Toxicon, cilt.241, 2024 (SCI-Expanded) identifier identifier

  • Yayın Türü: Makale / Tam Makale
  • Cilt numarası: 241
  • Basım Tarihi: 2024
  • Doi Numarası: 10.1016/j.toxicon.2024.107661
  • Dergi Adı: Toxicon
  • Derginin Tarandığı İndeksler: Science Citation Index Expanded (SCI-EXPANDED), Scopus, Academic Search Premier, Aerospace Database, Aquatic Science & Fisheries Abstracts (ASFA), BIOSIS, CAB Abstracts, Chemical Abstracts Core, Communication Abstracts, Environment Index, Metadex, Pollution Abstracts, Veterinary Science Database, Civil Engineering Abstracts
  • Anahtar Kelimeler: Alpha-amanitin, Amanita phalloides, I-131, In vivo biodistribution, Toxicity
  • Dokuz Eylül Üniversitesi Adresli: Evet

Özet

Mushroom poisonings caused by Amanita phalloides are the leading cause of mushroom-related deaths worldwide. Alpha-Amanitin (α-AMA), a toxic substance present in these mushrooms, is responsible for the resulting hepatotoxicity and nephrotoxicity.
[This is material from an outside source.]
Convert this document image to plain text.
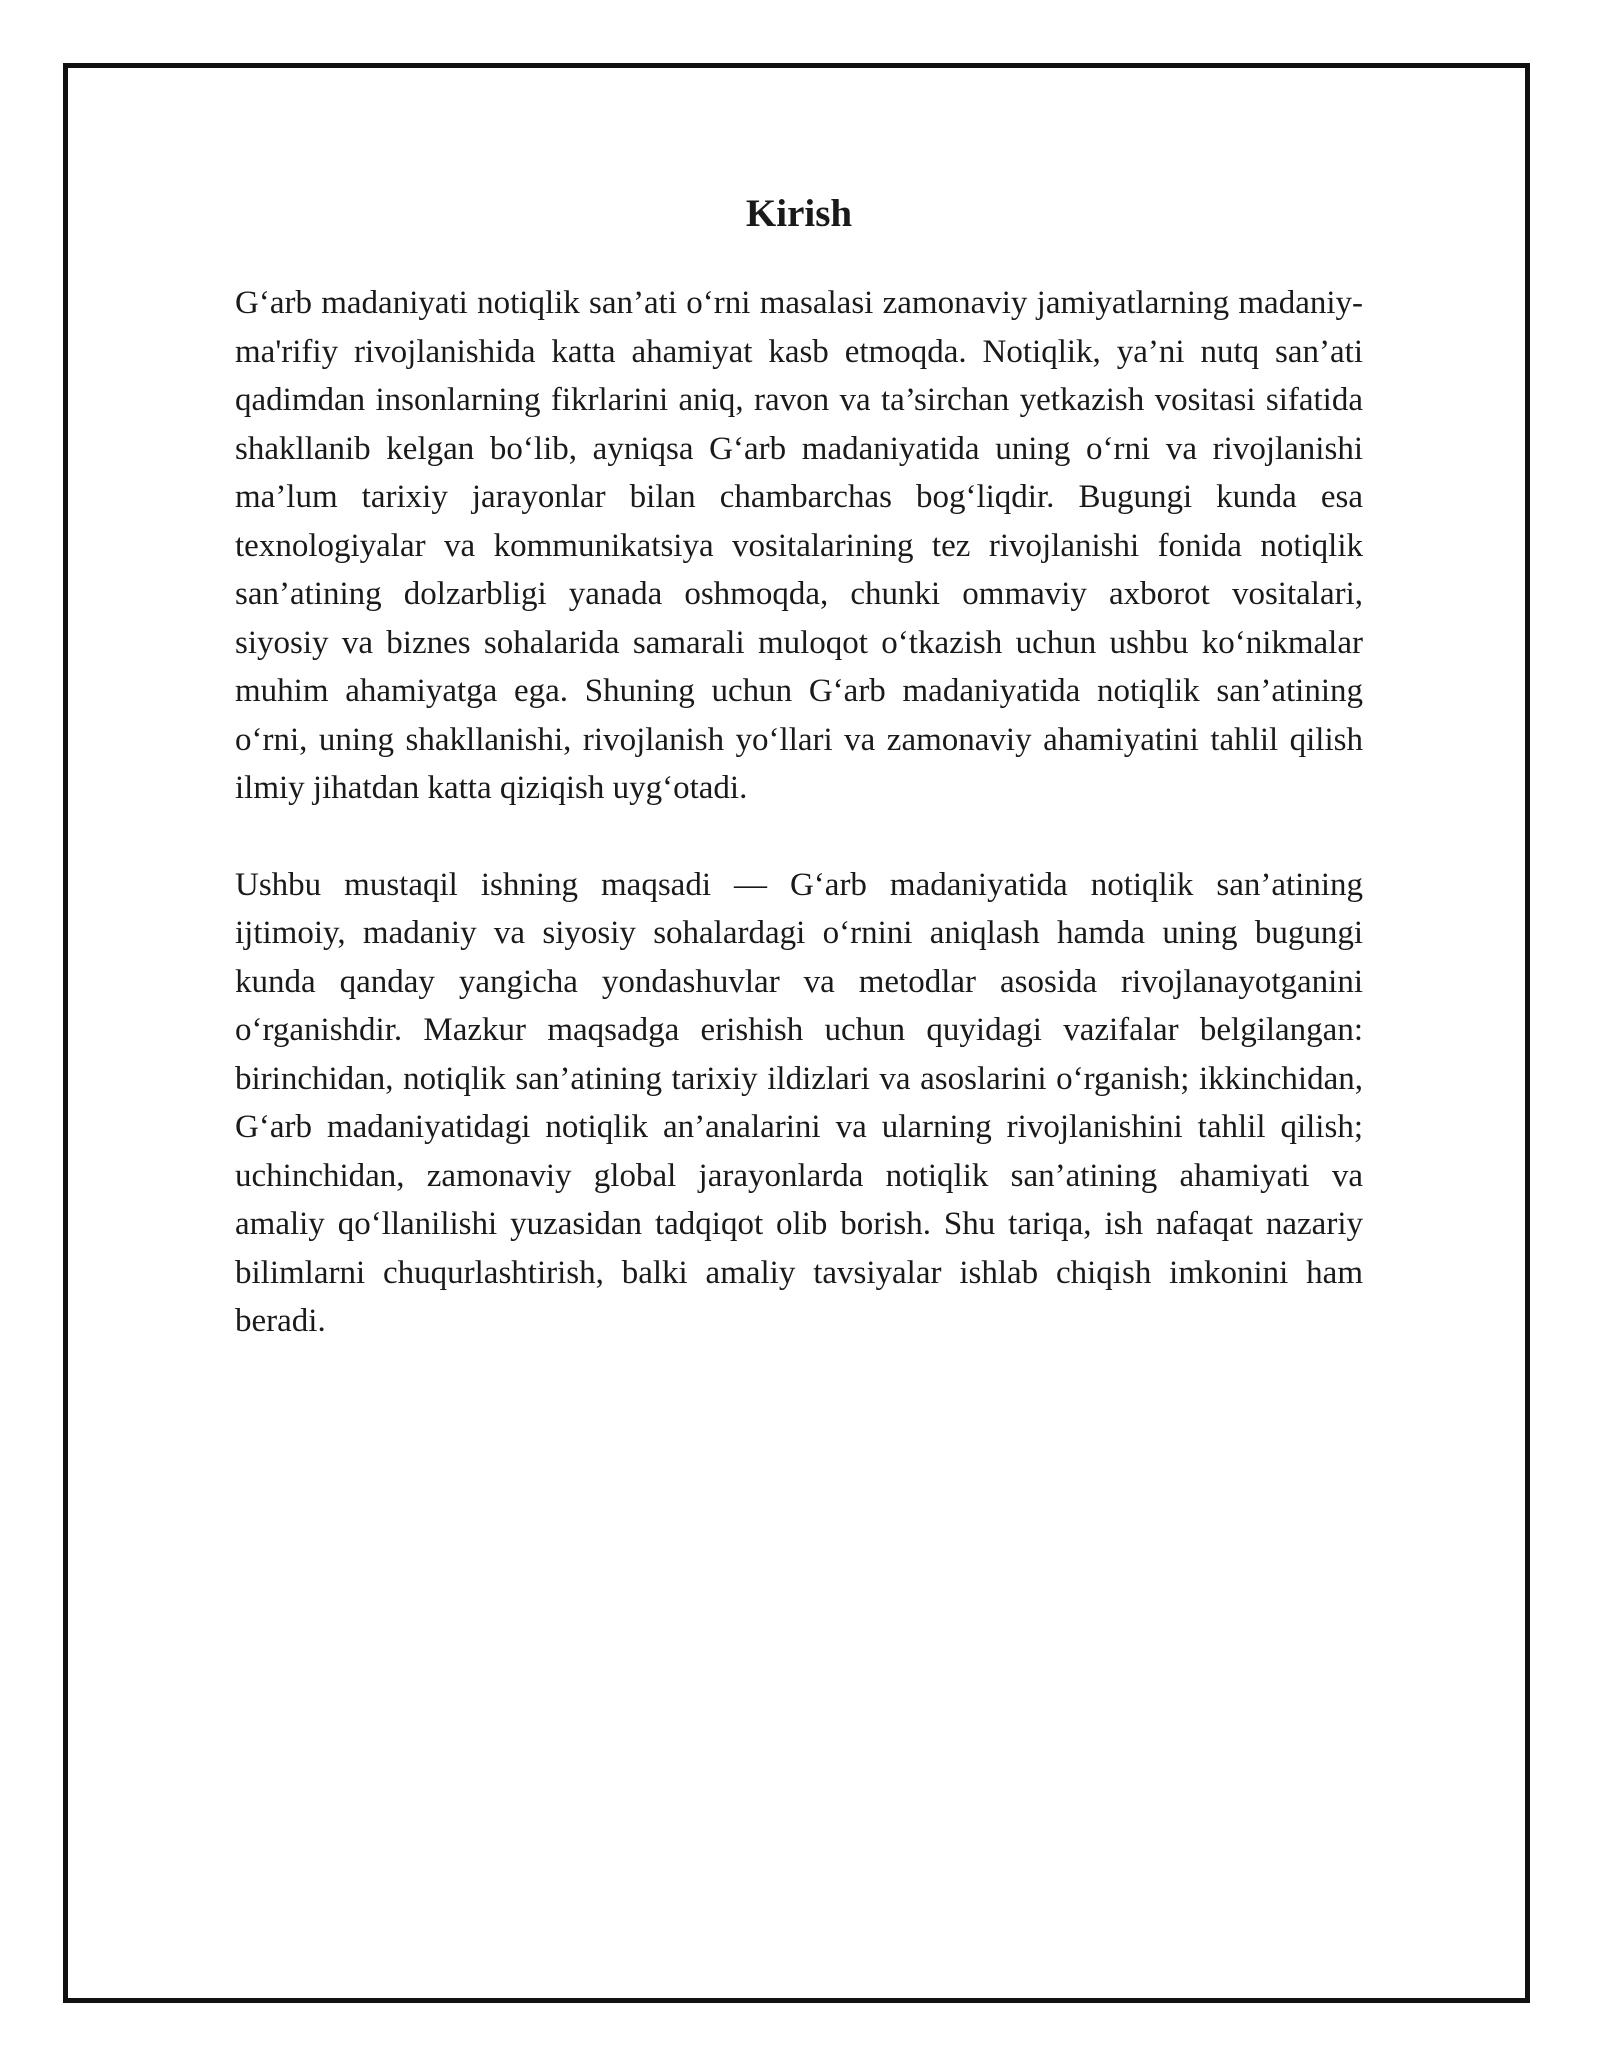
Kirish

G‘arb madaniyati notiqlik san’ati o‘rni masalasi zamonaviy jamiyatlarning madaniy-ma'rifiy rivojlanishida katta ahamiyat kasb etmoqda. Notiqlik, ya’ni nutq san’ati qadimdan insonlarning fikrlarini aniq, ravon va ta’sirchan yetkazish vositasi sifatida shakllanib kelgan bo‘lib, ayniqsa G‘arb madaniyatida uning o‘rni va rivojlanishi ma’lum tarixiy jarayonlar bilan chambarchas bog‘liqdir. Bugungi kunda esa texnologiyalar va kommunikatsiya vositalarining tez rivojlanishi fonida notiqlik san’atining dolzarbligi yanada oshmoqda, chunki ommaviy axborot vositalari, siyosiy va biznes sohalarida samarali muloqot o‘tkazish uchun ushbu ko‘nikmalar muhim ahamiyatga ega. Shuning uchun G‘arb madaniyatida notiqlik san’atining o‘rni, uning shakllanishi, rivojlanish yo‘llari va zamonaviy ahamiyatini tahlil qilish ilmiy jihatdan katta qiziqish uyg‘otadi.

Ushbu mustaqil ishning maqsadi — G‘arb madaniyatida notiqlik san’atining ijtimoiy, madaniy va siyosiy sohalardagi o‘rnini aniqlash hamda uning bugungi kunda qanday yangicha yondashuvlar va metodlar asosida rivojlanayotganini o‘rganishdir. Mazkur maqsadga erishish uchun quyidagi vazifalar belgilangan: birinchidan, notiqlik san’atining tarixiy ildizlari va asoslarini o‘rganish; ikkinchidan, G‘arb madaniyatidagi notiqlik an’analarini va ularning rivojlanishini tahlil qilish; uchinchidan, zamonaviy global jarayonlarda notiqlik san’atining ahamiyati va amaliy qo‘llanilishi yuzasidan tadqiqot olib borish. Shu tariqa, ish nafaqat nazariy bilimlarni chuqurlashtirish, balki amaliy tavsiyalar ishlab chiqish imkonini ham beradi.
The objective of our study was to determine the distribution of α-AMA in Balb/c mice by labeling with Iodine-131. Mice were injected with a toxic dose (1.4 mg/kg) of α-AMA labeled with Iodine-131. The mice were sacrificed at the 1st, 2nd, 4th, 8th, 24th, and 48th hours under anesthesia. The organs of the mice were removed, and their biodistribution was assessed in all experiments. The percent injected dose per gram (ID/g %) value for kidney, liver, lung, and heart tissues at 1st hour were 1.59 ± 0.07, 1.25 ± 0.33, 3.67 ± 0.80 and 1.07 ± 0.01 respectively. This study provides insights into the potential long-term effects of α-AMA accumulation in specific organs. Additionally, this study has generated essential data that can be used to demonstrate the impact of antidotes on the biological distribution of α-AMA in future toxicity models.